There is the hint of an aesthetic so reflexive, so aware of itself both as a conduit of the past and as a contemporary mode of expression, that it borders on what authorities call the “metahockey haiku”: hockey haiku that takes as its subject hockey haiku itself. Though some critics19 have referred to his approach as “the new pornography,” Bash-Øferdehedde cannot be contained in such a limited and limiting pseudoeroticism.20 He serves no master in the contemporary world but harkens back to classical Greek models, injecting into them the fervor, the p and v of a wildly contemporary lexicon. What was old is made irreversibly new in the hands of Bash-Øferdehedde.
Pyotr Fivolovic (1962–)
No discussion of metahockey haiku could be complete without the unrivaled genius of the form, Pyotr Fivolovic.
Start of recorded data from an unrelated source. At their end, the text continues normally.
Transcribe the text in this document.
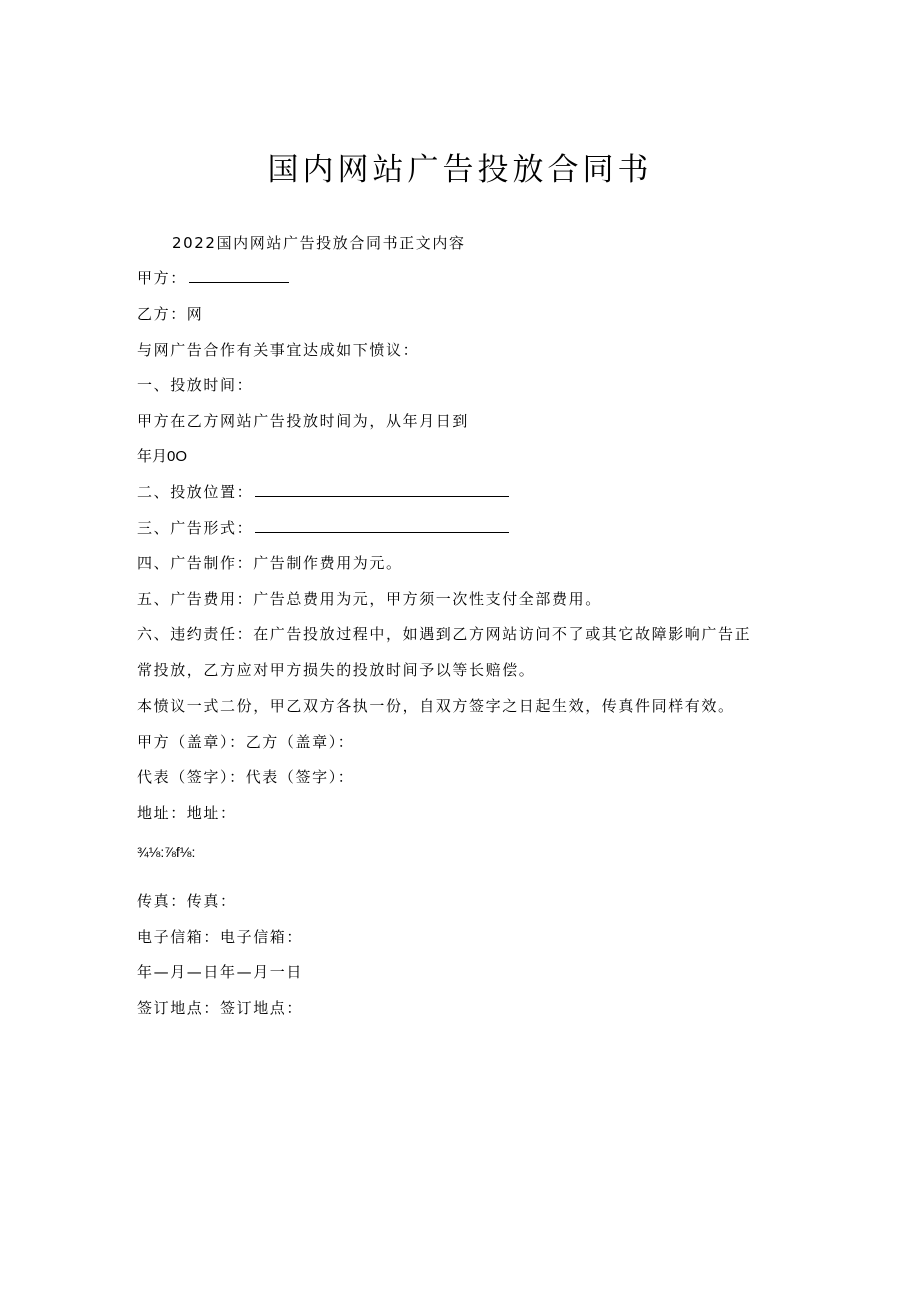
国内网站广告投放合同书
2022国内网站广告投放合同书正文内容
甲方：
乙方：网
与网广告合作有关事宜达成如下愤议：
一、投放时间：
甲方在乙方网站广告投放时间为，从年月日到
年月0O
二、投放位置：
三、广告形式：
四、广告制作：广告制作费用为元。
五、广告费用：广告总费用为元，甲方须一次性支付全部费用。
六、违约责任：在广告投放过程中，如遇到乙方网站访问不了或其它故障影响广告正
常投放，乙方应对甲方损失的投放时间予以等长赔偿。
本愤议一式二份，甲乙双方各执一份，自双方签字之日起生效，传真件同样有效。
甲方（盖章）：乙方（盖章）：
代表（签字）：代表（签字）：
地址：地址：
¾⅛:⅞f⅛:
传真：传真：
电子信箱：电子信箱：
年—月—日年—月一日
签订地点：签订地点：
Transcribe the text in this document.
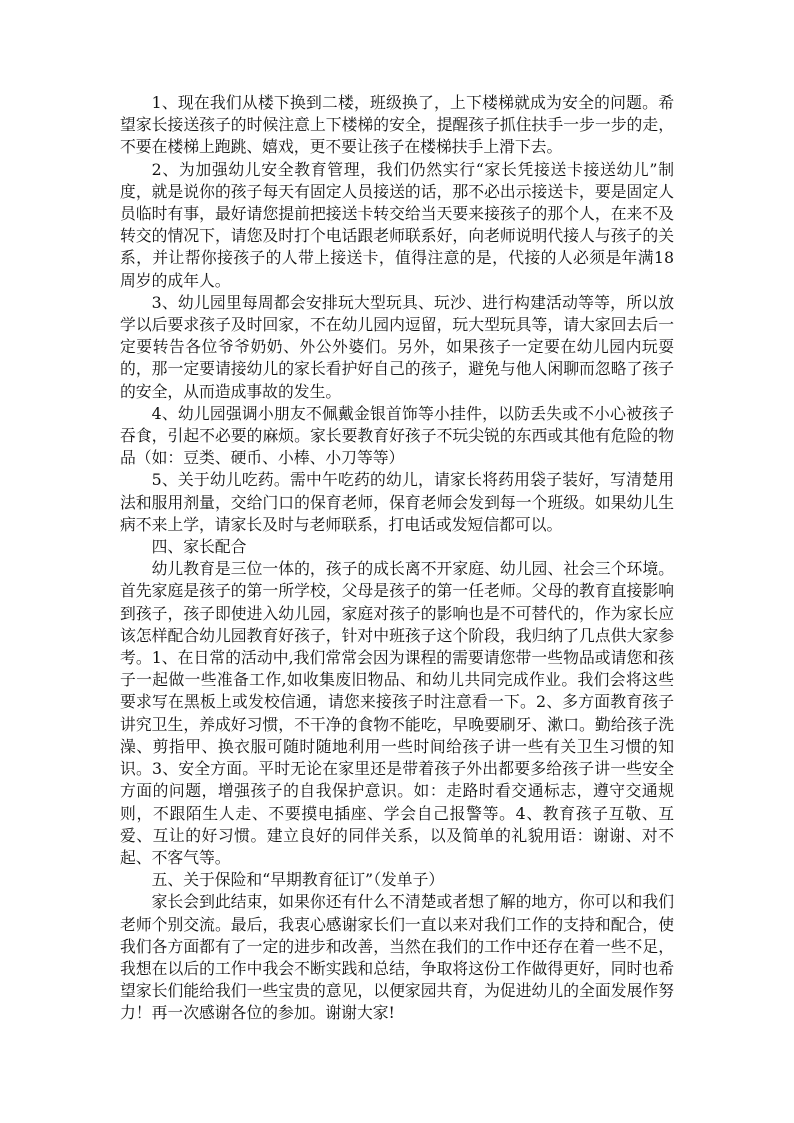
1、现在我们从楼下换到二楼，班级换了，上下楼梯就成为安全的问题。希望家长接送孩子的时候注意上下楼梯的安全，提醒孩子抓住扶手一步一步的走，不要在楼梯上跑跳、嬉戏，更不要让孩子在楼梯扶手上滑下去。

2、为加强幼儿安全教育管理，我们仍然实行“家长凭接送卡接送幼儿”制度，就是说你的孩子每天有固定人员接送的话，那不必出示接送卡，要是固定人员临时有事，最好请您提前把接送卡转交给当天要来接孩子的那个人，在来不及转交的情况下，请您及时打个电话跟老师联系好，向老师说明代接人与孩子的关系，并让帮你接孩子的人带上接送卡，值得注意的是，代接的人必须是年满18周岁的成年人。

3、幼儿园里每周都会安排玩大型玩具、玩沙、进行构建活动等等，所以放学以后要求孩子及时回家，不在幼儿园内逗留，玩大型玩具等，请大家回去后一定要转告各位爷爷奶奶、外公外婆们。另外，如果孩子一定要在幼儿园内玩耍的，那一定要请接幼儿的家长看护好自己的孩子，避免与他人闲聊而忽略了孩子的安全，从而造成事故的发生。

4、幼儿园强调小朋友不佩戴金银首饰等小挂件，以防丢失或不小心被孩子吞食，引起不必要的麻烦。家长要教育好孩子不玩尖锐的东西或其他有危险的物品（如：豆类、硬币、小棒、小刀等等）

5、关于幼儿吃药。需中午吃药的幼儿，请家长将药用袋子装好，写清楚用法和服用剂量，交给门口的保育老师，保育老师会发到每一个班级。如果幼儿生病不来上学，请家长及时与老师联系，打电话或发短信都可以。

四、家长配合

幼儿教育是三位一体的，孩子的成长离不开家庭、幼儿园、社会三个环境。首先家庭是孩子的第一所学校，父母是孩子的第一任老师。父母的教育直接影响到孩子，孩子即使进入幼儿园，家庭对孩子的影响也是不可替代的，作为家长应该怎样配合幼儿园教育好孩子，针对中班孩子这个阶段，我归纳了几点供大家参考。1、在日常的活动中,我们常常会因为课程的需要请您带一些物品或请您和孩子一起做一些准备工作,如收集废旧物品、和幼儿共同完成作业。我们会将这些要求写在黑板上或发校信通，请您来接孩子时注意看一下。2、多方面教育孩子讲究卫生，养成好习惯，不干净的食物不能吃，早晚要刷牙、漱口。勤给孩子洗澡、剪指甲、换衣服可随时随地利用一些时间给孩子讲一些有关卫生习惯的知识。3、安全方面。平时无论在家里还是带着孩子外出都要多给孩子讲一些安全方面的问题，增强孩子的自我保护意识。如：走路时看交通标志，遵守交通规则，不跟陌生人走、不要摸电插座、学会自己报警等。4、教育孩子互敬、互爱、互让的好习惯。建立良好的同伴关系，以及简单的礼貌用语：谢谢、对不起、不客气等。

五、关于保险和“早期教育征订”（发单子）

家长会到此结束，如果你还有什么不清楚或者想了解的地方，你可以和我们老师个别交流。最后，我衷心感谢家长们一直以来对我们工作的支持和配合，使我们各方面都有了一定的进步和改善，当然在我们的工作中还存在着一些不足，我想在以后的工作中我会不断实践和总结，争取将这份工作做得更好，同时也希望家长们能给我们一些宝贵的意见，以便家园共育，为促进幼儿的全面发展作努力！再一次感谢各位的参加。谢谢大家!
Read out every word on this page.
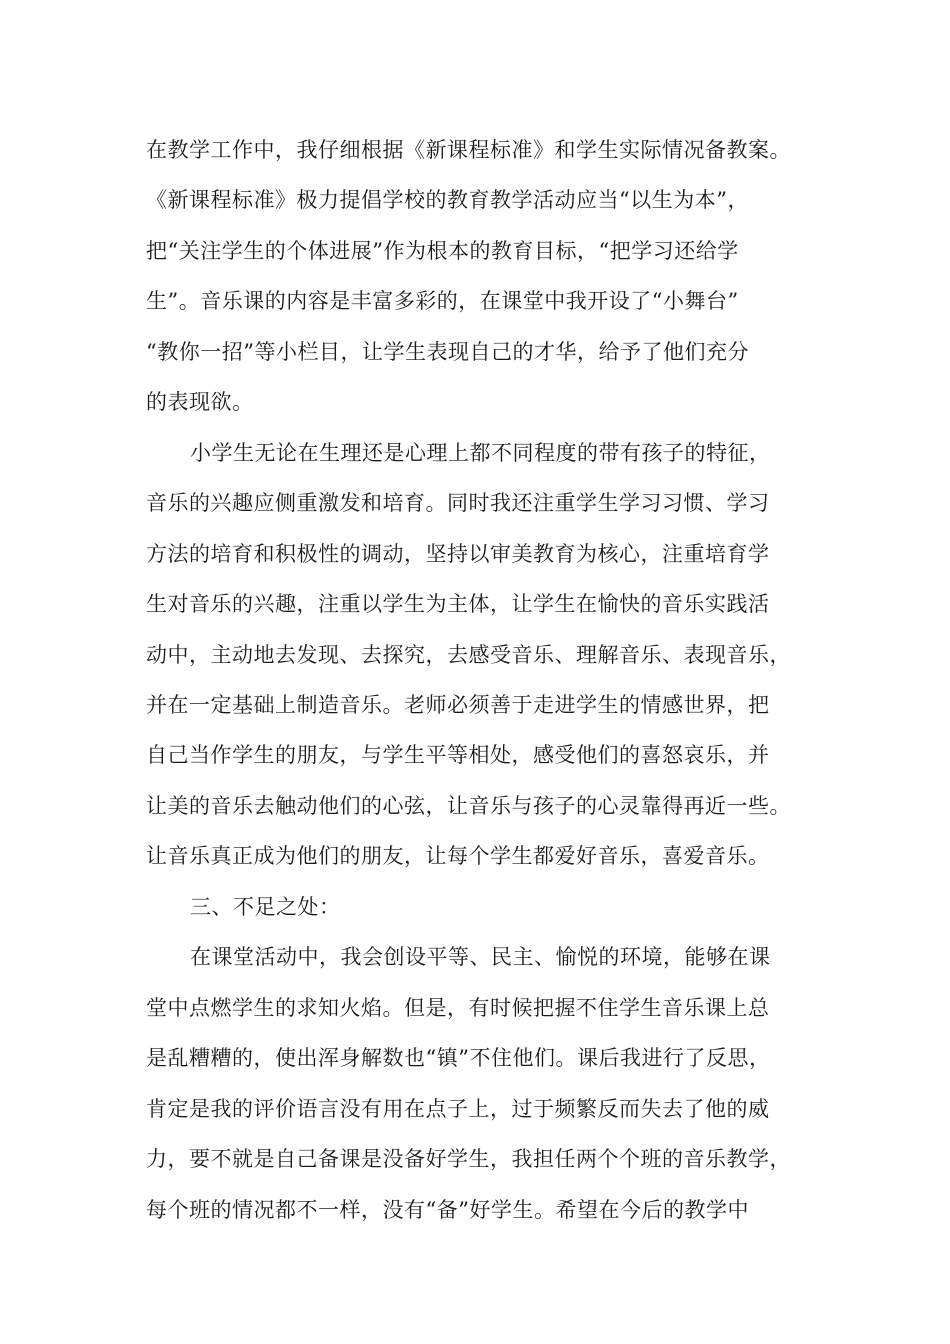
在教学工作中，我仔细根据《新课程标准》和学生实际情况备教案。
《新课程标准》极力提倡学校的教育教学活动应当“以生为本”，
把“关注学生的个体进展”作为根本的教育目标，“把学习还给学
生”。音乐课的内容是丰富多彩的，在课堂中我开设了“小舞台”
“教你一招”等小栏目，让学生表现自己的才华，给予了他们充分
的表现欲。
小学生无论在生理还是心理上都不同程度的带有孩子的特征，
音乐的兴趣应侧重激发和培育。同时我还注重学生学习习惯、学习
方法的培育和积极性的调动，坚持以审美教育为核心，注重培育学
生对音乐的兴趣，注重以学生为主体，让学生在愉快的音乐实践活
动中，主动地去发现、去探究，去感受音乐、理解音乐、表现音乐，
并在一定基础上制造音乐。老师必须善于走进学生的情感世界，把
自己当作学生的朋友，与学生平等相处，感受他们的喜怒哀乐，并
让美的音乐去触动他们的心弦，让音乐与孩子的心灵靠得再近一些。
让音乐真正成为他们的朋友，让每个学生都爱好音乐，喜爱音乐。
三、不足之处：
在课堂活动中，我会创设平等、民主、愉悦的环境，能够在课
堂中点燃学生的求知火焰。但是，有时候把握不住学生音乐课上总
是乱糟糟的，使出浑身解数也“镇”不住他们。课后我进行了反思，
肯定是我的评价语言没有用在点子上，过于频繁反而失去了他的威
力，要不就是自己备课是没备好学生，我担任两个个班的音乐教学，
每个班的情况都不一样，没有“备”好学生。希望在今后的教学中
Son of a clay-faced, immigrant Uzbek owner of an athletic-tape factory in Minsk, Fivolovic stakes his claim as the greatest of the metahockey haiku masters, and all at the age of forty-two.21 Delicately and dangerously poised on the edge between the literary and the most emphatically nonliterary, between the ink-stained fingertips of his life as an unrelenting reader and the bloodstained blades of his unerring skates, Fivolovic’s art earned him with frightening speed his reputation as “most theorized” of the hockey haiku masters. His cryptic verse—relying heavily on literary precedent (clearly, he was enamored with the High Modernist mode)—is the equivalent of a Lolita written by Federov instead of Nabokov. He combines the artful distance of a Peace Studies think-tank consultant with the glove-befouling, sweat-drenched hands of a ’70s Flyers goon. Here he is, as ever, at the top of his game, ushering into seemingly artless lines a commentary on the length of the lines themselves:
Haiku hockey: One
mid-ice man. At either end
two shorter goalies.22
Or, in his irascible fancy, the co-opting of an Auden line to fit his purpose:
they were never wrong: old guys
stuck in the minors.23
In many ways, Fivolovic is, as Scluney was, a traditionalist. The difference lies in what they adhere to as tradition: Fivolovic so often looking past the game, past the haiku, into the inner mechanics of writing the verse form itself. Fivolovic asks the questions we are reluctant to ask:
Conflict—How can I
pledge my allegiance to two
Where we admire Scluney’s fluidity, we cannot help but praise what we will attempt to coin Fivolovic’s “event-ness.” With Fivolovic, we know that the aesthetic realm is not merely beautiful, but true and good. Fivolovic’s final lines constantly remind us of arriving at a Sukiya-style Japanese tearoom. Ceremoniously, it seems as if a reader takes off his shoes in the first line, enters the austere home of the poem in line two, and finally, at an indirect angle from the entrance of the dwelling, we sidestep into the final line, ready for warm refreshment. No doubt those interested in hockey haiku theory will enjoy meditating on Fivolovic’s verse enigmas. A glance at university dissertation titles in Literature and Language Departments from recent years will support his rampant ascendancy.24
The hockey haiku, like any hockey great, does not esteem itself, does not simply keep records of wrongs. Even in its subtle criticisms of impressive forces such as, say, Eddie Belfour, Ron Tugnutt, or Marty Turco (goalies whose rapierlike glove hands at times approach poetry), the form honors its heroes by viewing their shortcomings as heroic flaws. In essence, mere players are revealed as both mythic warriors and as utterly human. (Or, in the case of a Gretzky, at least half-human.) As homage to the enduring spirit of the hockey haiku itself, and in an attempt to capture the selflessness of these three masters, we have not assigned the names of the honorable trinity (Scluney, Bash-Øferdehedde, and Fivolovic) to individual poems. Apart from a desire to eschew the romanticizing of the hockey haiku, our reasons are mainly twofold: first, we are aware that even the most dedicated amateurs of hockey haiku will be able to decipher the voice emanating from each poem or will already know to whom honor belongs; secondly—and more importantly—we hope the form itself will raise the reader above such sordid realms of celebrity.